What are your plans upon graduating from UTSA this fall? 

I will be returning to Black & Veatch for a full-time position as an Information Security Associate! 

What advice do you have for current business students? 

My advice would be to take advantage of what the Carlos Alvarez College of Business provides, as the resources are plentiful, and they can provide an extreme advantage when pursuing career goals.

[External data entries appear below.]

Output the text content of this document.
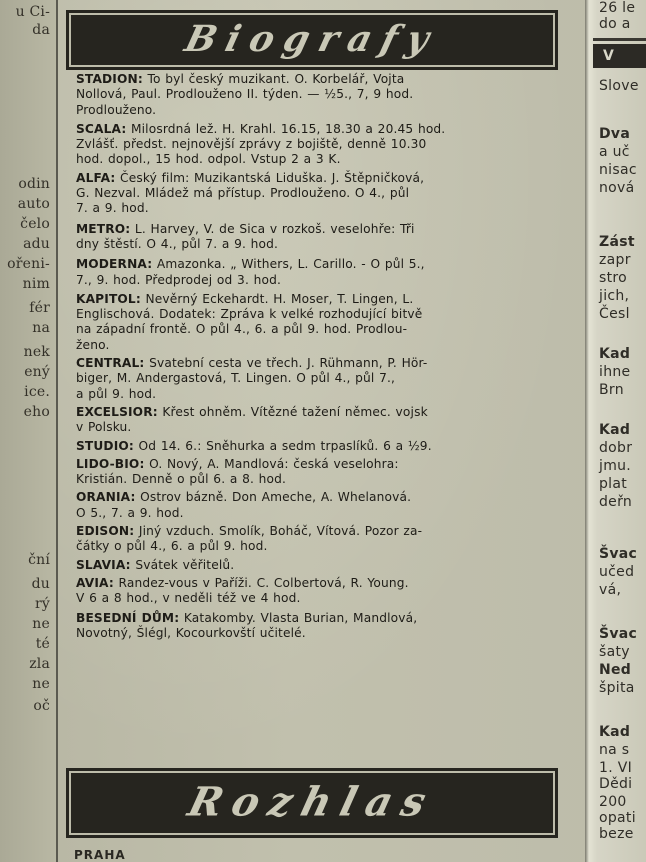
u Ci-
da
odin
auto
čelo
adu
ořeni-
nim
fér
na
nek
ený
ice.
eho
ční
du
rý
ne
té
zla
ne
oč
Biografy
STADION: To byl český muzikant. O. Korbelář, Vojta
Nollová, Paul. Prodlouženo II. týden. — ½5., 7, 9 hod.
Prodlouženo.
SCALA: Milosrdná lež. H. Krahl. 16.15, 18.30 a 20.45 hod.
Zvlášť. předst. nejnovější zprávy z bojiště, denně 10.30
hod. dopol., 15 hod. odpol. Vstup 2 a 3 K.
ALFA: Český film: Muzikantská Liduška. J. Štěpničková,
G. Nezval. Mládež má přístup. Prodlouženo. O 4., půl
7. a 9. hod.
METRO: L. Harvey, V. de Sica v rozkoš. veselohře: Tři
dny štěstí. O 4., půl 7. a 9. hod.
MODERNA: Amazonka. „ Withers, L. Carillo. - O půl 5.,
7., 9. hod. Předprodej od 3. hod.
KAPITOL: Nevěrný Eckehardt. H. Moser, T. Lingen, L.
Englischová. Dodatek: Zpráva k velké rozhodující bitvě
na západní frontě. O půl 4., 6. a půl 9. hod. Prodlou-
ženo.
CENTRAL: Svatební cesta ve třech. J. Rühmann, P. Hör-
biger, M. Andergastová, T. Lingen. O půl 4., půl 7.,
a půl 9. hod.
EXCELSIOR: Křest ohněm. Vítězné tažení němec. vojsk
v Polsku.
STUDIO: Od 14. 6.: Sněhurka a sedm trpaslíků. 6 a ½9.
LIDO-BIO: O. Nový, A. Mandlová: česká veselohra:
Kristián. Denně o půl 6. a 8. hod.
ORANIA: Ostrov bázně. Don Ameche, A. Whelanová.
O 5., 7. a 9. hod.
EDISON: Jiný vzduch. Smolík, Boháč, Vítová. Pozor za-
čátky o půl 4., 6. a půl 9. hod.
SLAVIA: Svátek věřitelů.
AVIA: Randez-vous v Paříži. C. Colbertová, R. Young.
V 6 a 8 hod., v neděli též ve 4 hod.
BESEDNÍ DŮM: Katakomby. Vlasta Burian, Mandlová,
Novotný, Šlégl, Kocourkovští učitelé.
Rozhlas
V
26 le
do a
Slove
Dva
a uč
nisac
nová
Zást
zapr
stro
jich,
Česl
Kad
ihne
Brn
Kad
dobr
jmu.
plat
deřn
Švac
učed
vá,
Švac
šaty
Ned
špita
Kad
na s
1. VI
Dědi
200
opati
beze
PRAHA
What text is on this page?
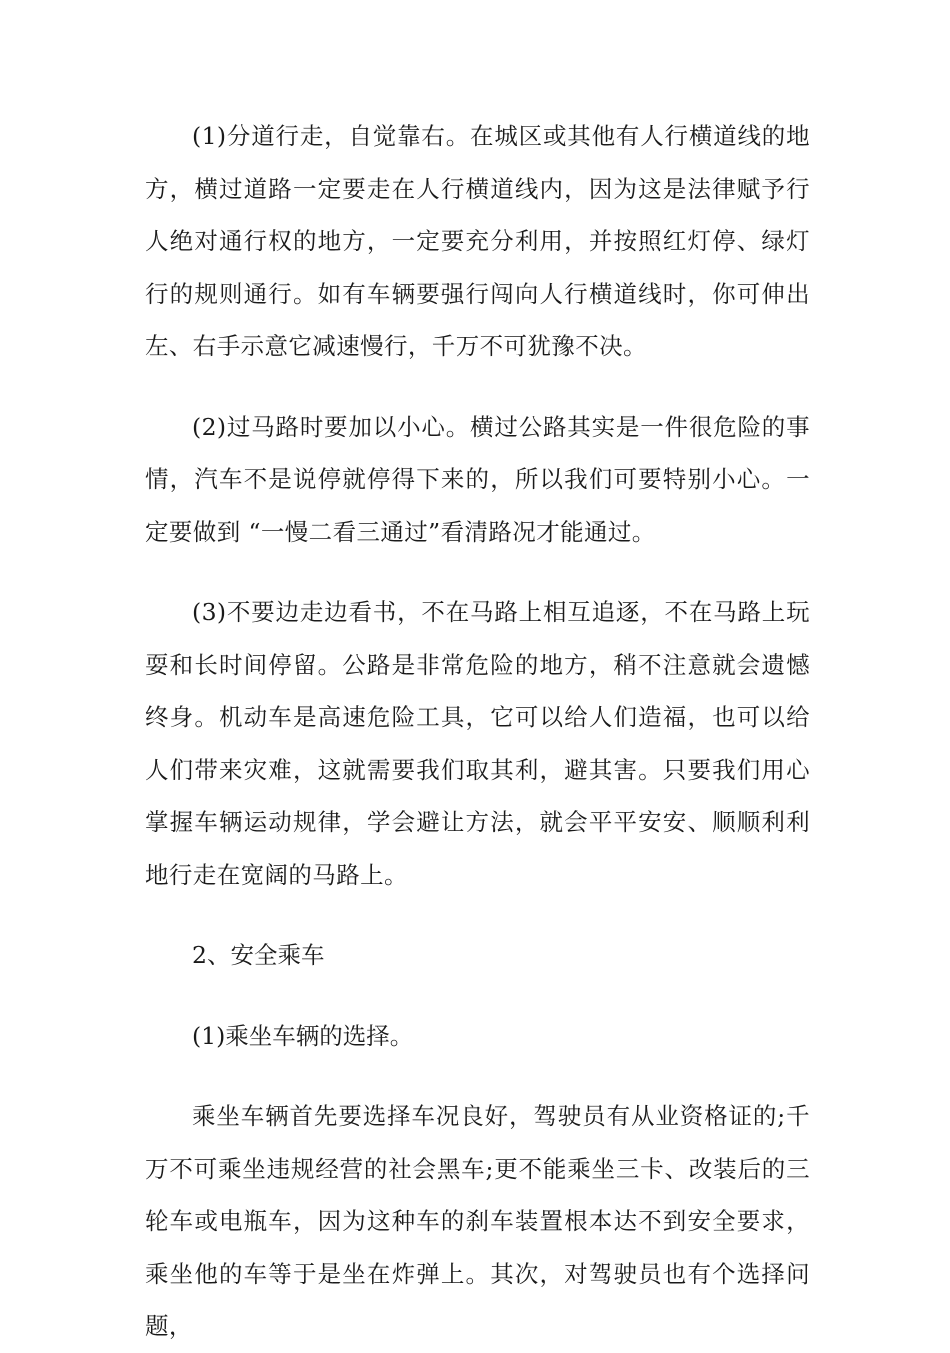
(1)分道行走，自觉靠右。在城区或其他有人行横道线的地方，横过道路一定要走在人行横道线内，因为这是法律赋予行人绝对通行权的地方，一定要充分利用，并按照红灯停、绿灯行的规则通行。如有车辆要强行闯向人行横道线时，你可伸出左、右手示意它减速慢行，千万不可犹豫不决。

(2)过马路时要加以小心。横过公路其实是一件很危险的事情，汽车不是说停就停得下来的，所以我们可要特别小心。一定要做到 “一慢二看三通过”看清路况才能通过。

(3)不要边走边看书，不在马路上相互追逐，不在马路上玩耍和长时间停留。公路是非常危险的地方，稍不注意就会遗憾终身。机动车是高速危险工具，它可以给人们造福，也可以给人们带来灾难，这就需要我们取其利，避其害。只要我们用心掌握车辆运动规律，学会避让方法，就会平平安安、顺顺利利地行走在宽阔的马路上。

2、安全乘车

(1)乘坐车辆的选择。

乘坐车辆首先要选择车况良好，驾驶员有从业资格证的;千万不可乘坐违规经营的社会黑车;更不能乘坐三卡、改装后的三轮车或电瓶车，因为这种车的刹车装置根本达不到安全要求，乘坐他的车等于是坐在炸弹上。其次，对驾驶员也有个选择问题，
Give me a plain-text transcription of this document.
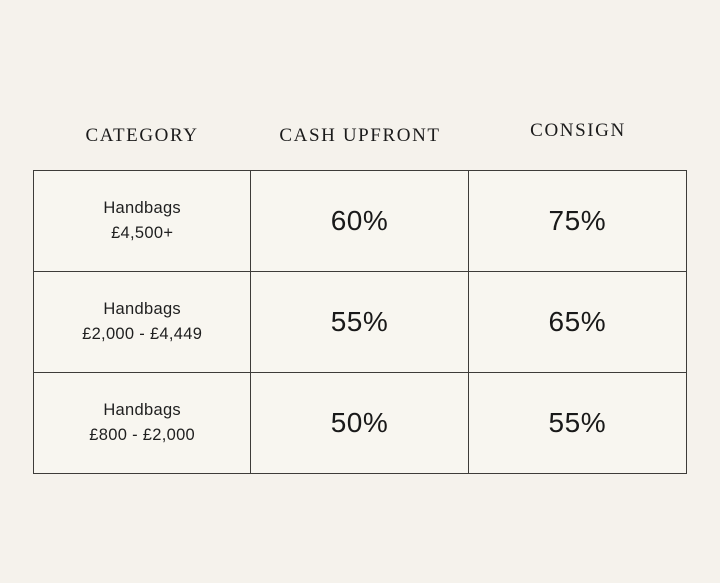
CATEGORY	CASH UPFRONT	CONSIGN
Handbags
£4,500+	60%	75%
Handbags
£2,000 - £4,449	55%	65%
Handbags
£800 - £2,000	50%	55%
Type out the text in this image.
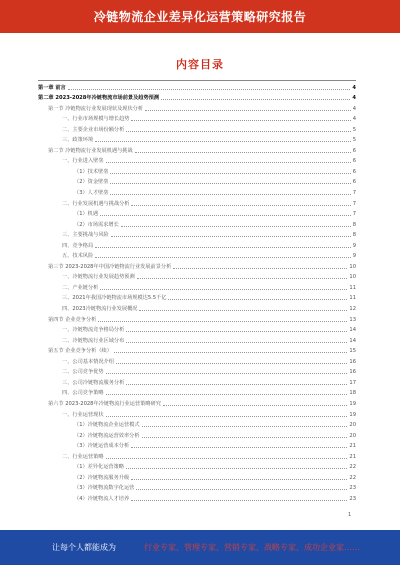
冷链物流企业差异化运营策略研究报告
内容目录
第一章 前言	4
第二章 2023-2028年冷链物流市场前景及趋势预测	4
第一节 冷链物流行业发展现状及现状分析	4
一、行业市场规模与增长趋势	4
二、主要企业市场份额分析	5
三、政策环境	5
第二节 冷链物流行业发展机遇与挑战	6
一、行业进入壁垒	6
（1）技术壁垒	6
（2）资金壁垒	6
（3）人才壁垒	7
二、行业发展机遇与挑战分析	7
（1）机遇	7
（2）市场需求增长	8
三、主要挑战与风险	8
四、竞争格局	9
五、技术风险	9
第三节 2023-2028年中国冷链物流行业发展前景分析	10
一、冷链物流行业发展趋势预测	10
二、产业链分析	11
三、2021年我国冷链物流市场规模达5.5千亿	11
四、2023冷链物流行业发展概况	12
第四节 企业竞争分析	13
一、冷链物流竞争格局分析	14
二、冷链物流行业区域分布	14
第五节 企业竞争分析（续）	15
一、公司基本情况介绍	16
二、公司竞争优势	16
三、公司冷链物流服务分析	17
四、公司竞争策略	18
第六节 2023-2028年冷链物流行业运营策略研究	19
一、行业运营现状	19
（1）冷链物流企业运营模式	20
（2）冷链物流运营效率分析	20
（3）冷链运营成本分析	21
二、行业运营策略	21
（1）差异化运营策略	22
（2）冷链物流服务升级	22
（3）冷链物流数字化运营	23
（4）冷链物流人才培养	23
1
让每个人都能成为	行业专家、管理专家、营销专家、战略专家、成功企业家……
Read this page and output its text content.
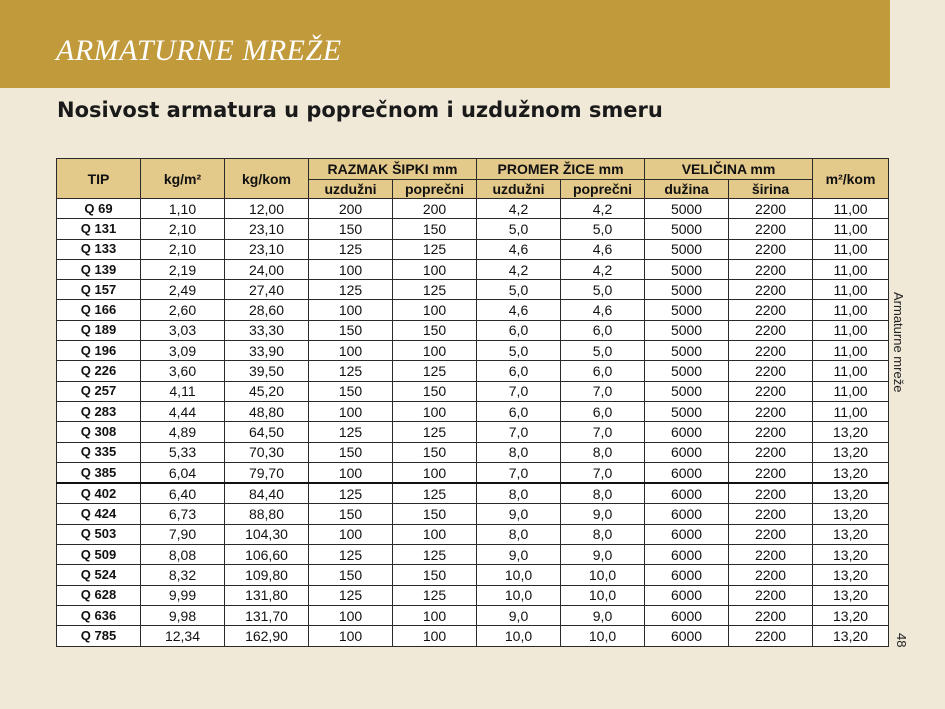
ARMATURNE MREŽE
Nosivost armatura u poprečnom i uzdužnom smeru
TIP	kg/m²	kg/kom	RAZMAK ŠIPKI mm		PROMER ŽICE mm		VELIČINA mm		m²/kom
			uzdužni	poprečni	uzdužni	poprečni	dužina	širina	
Q 69	1,10	12,00	200	200	4,2	4,2	5000	2200	11,00
Q 131	2,10	23,10	150	150	5,0	5,0	5000	2200	11,00
Q 133	2,10	23,10	125	125	4,6	4,6	5000	2200	11,00
Q 139	2,19	24,00	100	100	4,2	4,2	5000	2200	11,00
Q 157	2,49	27,40	125	125	5,0	5,0	5000	2200	11,00
Q 166	2,60	28,60	100	100	4,6	4,6	5000	2200	11,00
Q 189	3,03	33,30	150	150	6,0	6,0	5000	2200	11,00
Q 196	3,09	33,90	100	100	5,0	5,0	5000	2200	11,00
Q 226	3,60	39,50	125	125	6,0	6,0	5000	2200	11,00
Q 257	4,11	45,20	150	150	7,0	7,0	5000	2200	11,00
Q 283	4,44	48,80	100	100	6,0	6,0	5000	2200	11,00
Q 308	4,89	64,50	125	125	7,0	7,0	6000	2200	13,20
Q 335	5,33	70,30	150	150	8,0	8,0	6000	2200	13,20
Q 385	6,04	79,70	100	100	7,0	7,0	6000	2200	13,20
Q 402	6,40	84,40	125	125	8,0	8,0	6000	2200	13,20
Q 424	6,73	88,80	150	150	9,0	9,0	6000	2200	13,20
Q 503	7,90	104,30	100	100	8,0	8,0	6000	2200	13,20
Q 509	8,08	106,60	125	125	9,0	9,0	6000	2200	13,20
Q 524	8,32	109,80	150	150	10,0	10,0	6000	2200	13,20
Q 628	9,99	131,80	125	125	10,0	10,0	6000	2200	13,20
Q 636	9,98	131,70	100	100	9,0	9,0	6000	2200	13,20
Q 785	12,34	162,90	100	100	10,0	10,0	6000	2200	13,20
Armaturne mreže
48
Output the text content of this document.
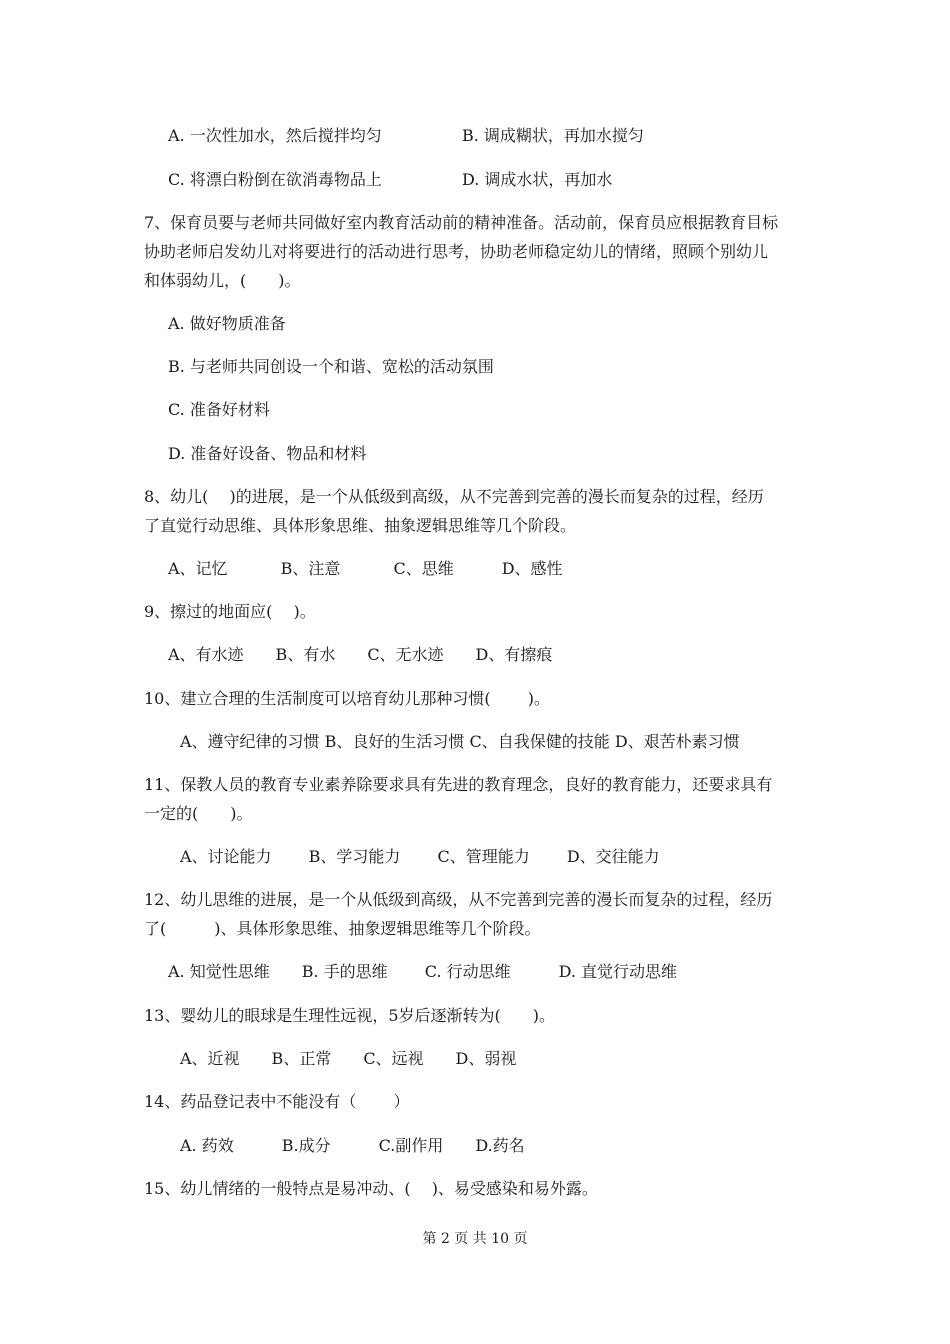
A. 一次性加水，然后搅拌均匀	B. 调成糊状，再加水搅匀
C. 将漂白粉倒在欲消毒物品上	D. 调成水状，再加水
7、保育员要与老师共同做好室内教育活动前的精神准备。活动前，保育员应根据教育目标
协助老师启发幼儿对将要进行的活动进行思考，协助老师稳定幼儿的情绪，照顾个别幼儿
和体弱幼儿，(　　)。
A. 做好物质准备
B. 与老师共同创设一个和谐、宽松的活动氛围
C. 准备好材料
D. 准备好设备、物品和材料
8、幼儿(　 )的进展，是一个从低级到高级，从不完善到完善的漫长而复杂的过程，经历
了直觉行动思维、具体形象思维、抽象逻辑思维等几个阶段。
A、记忆　　　 B、注意　　　 C、思维　　　D、感性
9、擦过的地面应(　 )。
A、有水迹　　B、有水　　C、无水迹　　D、有擦痕
10、建立合理的生活制度可以培育幼儿那种习惯(　　 )。
A、遵守纪律的习惯 B、良好的生活习惯 C、自我保健的技能 D、艰苦朴素习惯
11、保教人员的教育专业素养除要求具有先进的教育理念，良好的教育能力，还要求具有
一定的(　　)。
A、讨论能力　　 B、学习能力　　 C、管理能力　　 D、交往能力
12、幼儿思维的进展，是一个从低级到高级，从不完善到完善的漫长而复杂的过程，经历
了(　　　)、具体形象思维、抽象逻辑思维等几个阶段。
A. 知觉性思维　　B. 手的思维　　 C. 行动思维　　　D. 直觉行动思维
13、婴幼儿的眼球是生理性远视，5岁后逐渐转为(　　)。
A、近视　　B、正常　　C、远视　　D、弱视
14、药品登记表中不能没有（　　 ）
A. 药效　　　B.成分　　　C.副作用　　D.药名
15、幼儿情绪的一般特点是易冲动、(　 )、易受感染和易外露。
第 2 页 共 10 页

Many students choose to ignore the resources or wait until the last second. 

Final thoughts?

I express my gratitude to the UTS Endpoint Engineering team for their unwavering support and guidance during my internship at UTSA. Additionally, I want to thank my former faculty internship supervisor, Rita Mitra, for her guidance and kind words throughout the internship as well. These interactions at UTSA were particularly meaningful to me, especially as it marked my first professional journey.